Part 4: Pruning the Tree
To make this tree more effective for use, I needed to prune it down. To do this, I decided to change max depth. I tried different combinations of depths and found the max depth of 4 to still have great accuracy (83.30%, slightly less than the 85.76% accuracy with the larger tree), but be more realistic for analysis. This led me to believe it was not under-fitted, as the accuracy was still close to the much larger tree.
Part 5: Finding the most important features
Finally, I wanted to take a look into what were the most important features of this model. I created a dataframe of features and their importance and printed the top 3.
Step 8: Applying a Random Forest Model
Part 1: Importing & fitting model
To begin with the Random Forest Classifier, I imported it and also imported accuracy score, classification report, recall score, precision score, and accuracy score. I then fit my model with 100 random estimators and a random state of 0.
Part 2: Assessing Accuracy
After this, I could fit my model and calculate predict_rf, recall_rf, precision_rf, and accuracy_score.
I found an accuracy score of predicting arrest of 85.762%, which was just slightly lower than the Decision Tree accuracy but higher than the Logistic Model. Further, it was higher than the baseline accuracy of the dummy classifier model (74.11%).
Part 3: Creating Visualizations
To create visualizations for the random forest model, I wanted to create a confusion matrix to show its accuracy. It shows the most predictions as true negatives (261254), followed by true positives (50709), and then a significant amount of false negatives (43471). This was similar to previous results found with the logistic and decision tree models. Concerning false positives, this model had a slightly larger amount (3.08%) than the decision tree but lower than logistic.
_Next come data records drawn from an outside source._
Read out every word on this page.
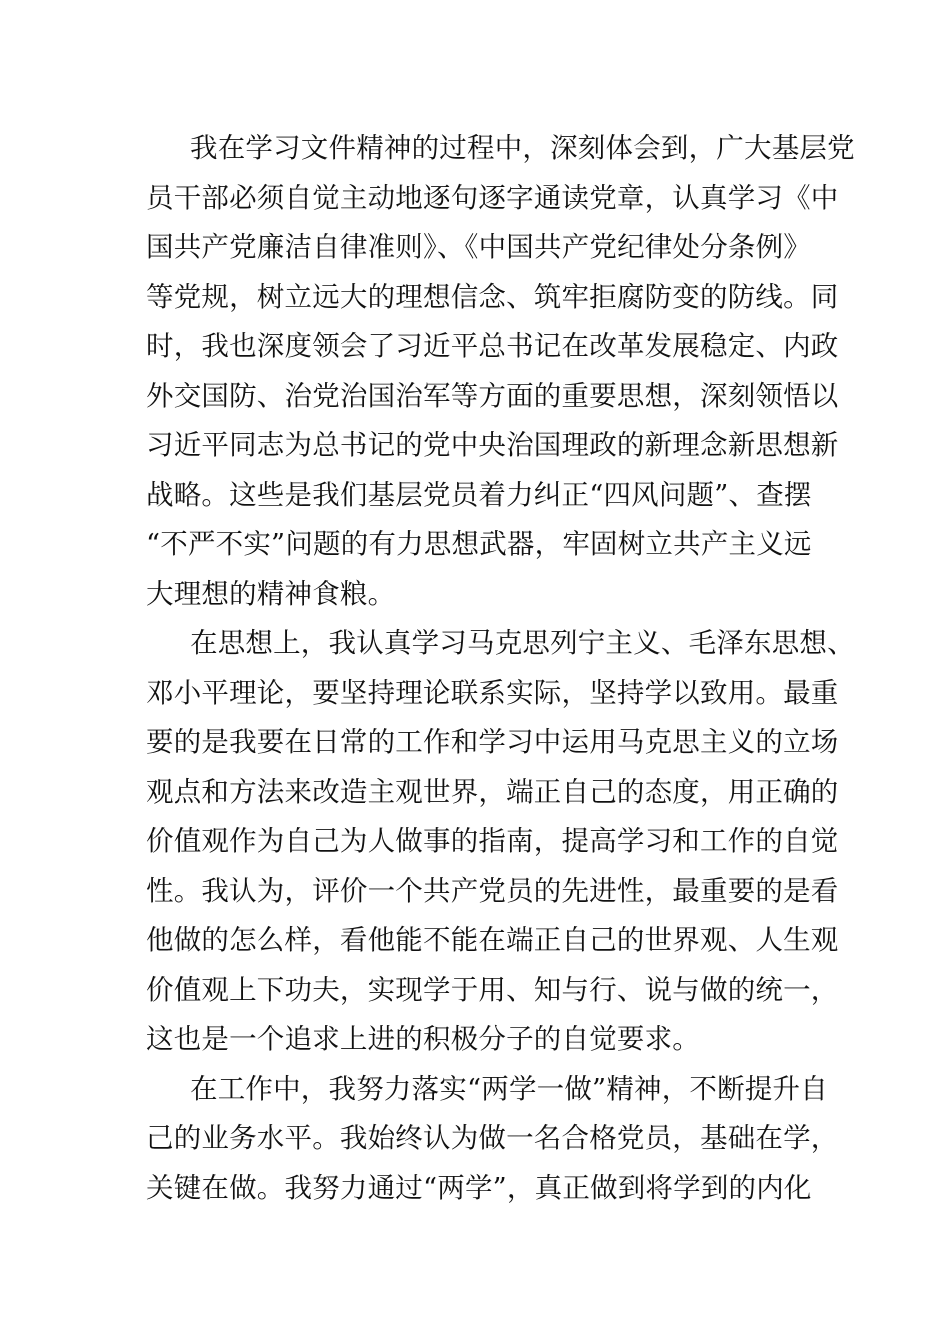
我在学习文件精神的过程中，深刻体会到，广大基层党
员干部必须自觉主动地逐句逐字通读党章，认真学习《中
国共产党廉洁自律准则》、《中国共产党纪律处分条例》
等党规，树立远大的理想信念、筑牢拒腐防变的防线。同
时，我也深度领会了习近平总书记在改革发展稳定、内政
外交国防、治党治国治军等方面的重要思想，深刻领悟以
习近平同志为总书记的党中央治国理政的新理念新思想新
战略。这些是我们基层党员着力纠正“四风问题”、查摆
“不严不实”问题的有力思想武器，牢固树立共产主义远
大理想的精神食粮。
在思想上，我认真学习马克思列宁主义、毛泽东思想、
邓小平理论，要坚持理论联系实际，坚持学以致用。最重
要的是我要在日常的工作和学习中运用马克思主义的立场
观点和方法来改造主观世界，端正自己的态度，用正确的
价值观作为自己为人做事的指南，提高学习和工作的自觉
性。我认为，评价一个共产党员的先进性，最重要的是看
他做的怎么样，看他能不能在端正自己的世界观、人生观
价值观上下功夫，实现学于用、知与行、说与做的统一，
这也是一个追求上进的积极分子的自觉要求。
在工作中，我努力落实“两学一做”精神，不断提升自
己的业务水平。我始终认为做一名合格党员，基础在学，
关键在做。我努力通过“两学”，真正做到将学到的内化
Part 4: Adjusting Features in Random Forest Model
Finally, I wanted to look at the impact of adjusting the number of features in the random forest model.
First, I looked at a large number of max features: 10. With this, I got an accuracy score of 85.762%. This was just slightly higher than the previous forest model.
Next, I looked at a smaller number of max features to see how accuracy would change. I changed max features to 2. This did not adjust accuracy significantly from 10 features, suggesting the number of features from 10 to 2 is insignificant with the accuracy of this model.
Step 9: Selecting a final model
To select the final model I wanted to look at two main things: accuracy rate and amount of false positives. As a false positive could mean a bias toward false arrest, I want to select the model with the lowest false positive rate and highest accuracy. To help me make this, I wanted to write out some summarizing info.
Model 1: Dummy Classifier Model
Accuracy: 74.11%
False Positive Rate: 0% *Classifies all as non arrests
Model 2: Logistic Regression Model
Accuracy: 85.66%
False Positive Rate: 3.36%
Model 3: Decision Tree Model
Accuracy: 85.763%
False Positive Rate: 3.06%
Model 4: Random Forest Model
Accuracy: 85.762%
False Positive Rate: 3.08%
Overall, I believe the Decision Tree model is the best model for this case. It balances the lowest false positive rate (aside from the Dummy Classifier), with the highest Accuracy. Further, I believe the ability the decision tree model lends of visualizing how nodes split based on feature importance is useful for a user to understand the likelihood of arrest. Overall, I believe this model and its visualizations are the most powerful and useful in this case and would recommend its use.